Shifting his mind from the unpleasant details of his home, Wolf focused on the sky above Hare’s Burrow.

A thick pillar of smoke rose from the settlement. Considering the stronghold’s population, he expected smoke, and small grayish-white plumes met his expectations, rising by the thousands. However, several black columns heralding ominous changes attracted Wolf’s gaze.

As the group drew closer, he curled his nose. The odor was thin, but the man who incinerated countless bandits noticed the disgusting, roast-like scent of human turned to charcoal.

“I smell burned flesh,” Wolf said, further dampening the already dark mood.

“Warleader Fiona is returning!” a sentry shouted from the gate’s tower.

She was nervous. Everyone caught that tone. Connecting her high-strung voice and rising smoke, they confirmed a bloodbath had occurred last night.

All three guards ran down the left tower’s stairs, rushing into the seldom used bowels of the earthen walls.

Fiona drew to a halt, as did the rest of her party. They stood a hundred meters away from the wall. The warleader realized it was not difficult to enter Hare’s Burrow. But do we want to go there? Should we run or fight? It depends on how many elders Mona has on her side…

Fiona took several moments to think. She eyed Wolf before deciding her forces were not sufficient to storm the fort and kill the usurper. The beautiful male was an unknown. A wild card. There was no reason for a wanderer to risk his life helping them. Worse still, it was possible he would betray them in Mona’s favor if she made a suitable offer.

Just as Fiona wanted to order a temporary retreat, Hare’s Burrow’s gate opened. A stream of children, elderly and men spewed out.

“Warleader! Save us!” The one shouting was the sentry who first spotted Fiona.

Wolf tried to ignore the kept husbands wearing dresses and shiny pearls. Instead, he thought of this situation and how it reflected his father’s past. In wars and coups, common folk have little say in what happens. Soldiers must follow disagreeable orders or risk the safety of their families. However, if given half the chance, people usually make the right call, at least saving the young and the infirm.

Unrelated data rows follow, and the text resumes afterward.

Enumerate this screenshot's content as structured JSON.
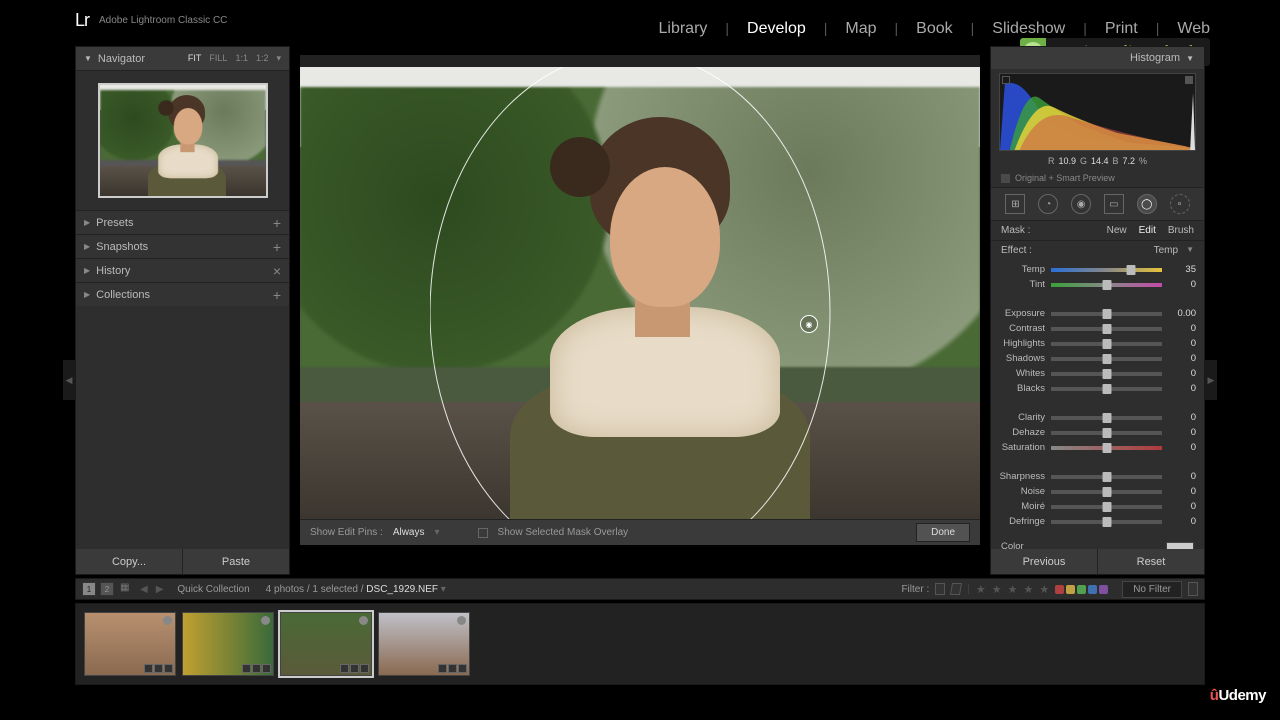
{
  "app": {
    "logo": "Lr",
    "name": "Adobe Lightroom Classic CC"
  },
  "modules": {
    "items": [
      "Library",
      "Develop",
      "Map",
      "Book",
      "Slideshow",
      "Print",
      "Web"
    ],
    "active": "Develop"
  },
  "badge": {
    "letter": "C",
    "text": "creative online school",
    "sub": "creativeonlineschool.org"
  },
  "left": {
    "navigator": "Navigator",
    "navopts": [
      "FIT",
      "FILL",
      "1:1",
      "1:2"
    ],
    "navsel": "FIT",
    "panels": [
      "Presets",
      "Snapshots",
      "History",
      "Collections"
    ],
    "copy": "Copy...",
    "paste": "Paste"
  },
  "centerbar": {
    "pins_label": "Show Edit Pins :",
    "pins_value": "Always",
    "overlay": "Show Selected Mask Overlay",
    "done": "Done"
  },
  "right": {
    "histogram": "Histogram",
    "rgb": {
      "r_label": "R",
      "r": "10.9",
      "g_label": "G",
      "g": "14.4",
      "b_label": "B",
      "b": "7.2",
      "pct": "%"
    },
    "preview": "Original + Smart Preview",
    "mask": {
      "label": "Mask :",
      "new": "New",
      "edit": "Edit",
      "brush": "Brush"
    },
    "effect": {
      "label": "Effect :",
      "value": "Temp"
    },
    "sliders": [
      {
        "label": "Temp",
        "val": "35",
        "pos": 72,
        "grad": "grad-temp"
      },
      {
        "label": "Tint",
        "val": "0",
        "pos": 50,
        "grad": "grad-tint"
      }
    ],
    "sliders2": [
      {
        "label": "Exposure",
        "val": "0.00",
        "pos": 50
      },
      {
        "label": "Contrast",
        "val": "0",
        "pos": 50
      },
      {
        "label": "Highlights",
        "val": "0",
        "pos": 50
      },
      {
        "label": "Shadows",
        "val": "0",
        "pos": 50
      },
      {
        "label": "Whites",
        "val": "0",
        "pos": 50
      },
      {
        "label": "Blacks",
        "val": "0",
        "pos": 50
      }
    ],
    "sliders3": [
      {
        "label": "Clarity",
        "val": "0",
        "pos": 50
      },
      {
        "label": "Dehaze",
        "val": "0",
        "pos": 50
      },
      {
        "label": "Saturation",
        "val": "0",
        "pos": 50,
        "grad": "grad-sat"
      }
    ],
    "sliders4": [
      {
        "label": "Sharpness",
        "val": "0",
        "pos": 50
      },
      {
        "label": "Noise",
        "val": "0",
        "pos": 50
      },
      {
        "label": "Moiré",
        "val": "0",
        "pos": 50
      },
      {
        "label": "Defringe",
        "val": "0",
        "pos": 50
      }
    ],
    "color_label": "Color",
    "previous": "Previous",
    "reset": "Reset"
  },
  "info": {
    "view1": "1",
    "view2": "2",
    "qc": "Quick Collection",
    "count": "4 photos / 1 selected /",
    "filename": "DSC_1929.NEF",
    "filter": "Filter :",
    "nofilter": "No Filter",
    "label_colors": [
      "#b04040",
      "#c0a040",
      "#50a050",
      "#4070b0",
      "#8050a0"
    ]
  },
  "udemy": "Udemy"
}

Wolf glanced at the other sentry tower. He recognized the guards’ hesitation before one of them ran to join the fugitives. The other two remained. They gave their fleeing comrade a hollow gaze, but did not dare look towards their warleader. The sense of betrayal gnawed at their guts and pressed their chests. Fear gripped them. They had families, things to lose, and they could not risk them over empty loyalty.

Wolf imagined those conflicts while watching guilt ridden faces, tempted to awaken his senses and read their lips to see what they were speaking.

Demons really are manlings, he repeated his recent discovery. To strangers, we are demons.

Wolf wished he could see Fiona’s face. To know which thoughts rampaged through her mind. How would she handle a hundred noncombatants and the dozen semi-capable fighters? How would he?

For reasons he did not understand, Wolf believed he would try to protect them. No. I know exactly why I want to protect them. Before I had Sky, I would’ve left them behind. But now, my daughter’s father can’t ignore the helpless. If I did, I would be betraying my beautiful bundle of star-shine who’s awaiting my return.

“We can protect them,” Wolf muttered, even though that decision was not his to make.

Fiona glanced at him and nodded, taking his random outburst as the feather which tipped the scale.

Wolf’s declaration was not loud. The refugees running towards him did not hear him, nor would they believe a stranger’s word changed their fates. Instead, they assailed their warleader with chatter. After a moment of rambling, Fiona cleared her throat and raised her voice.

“It isn’t safe here,” she announced. “We will join the matriarch, tell her what happened, and decide on a course of action.”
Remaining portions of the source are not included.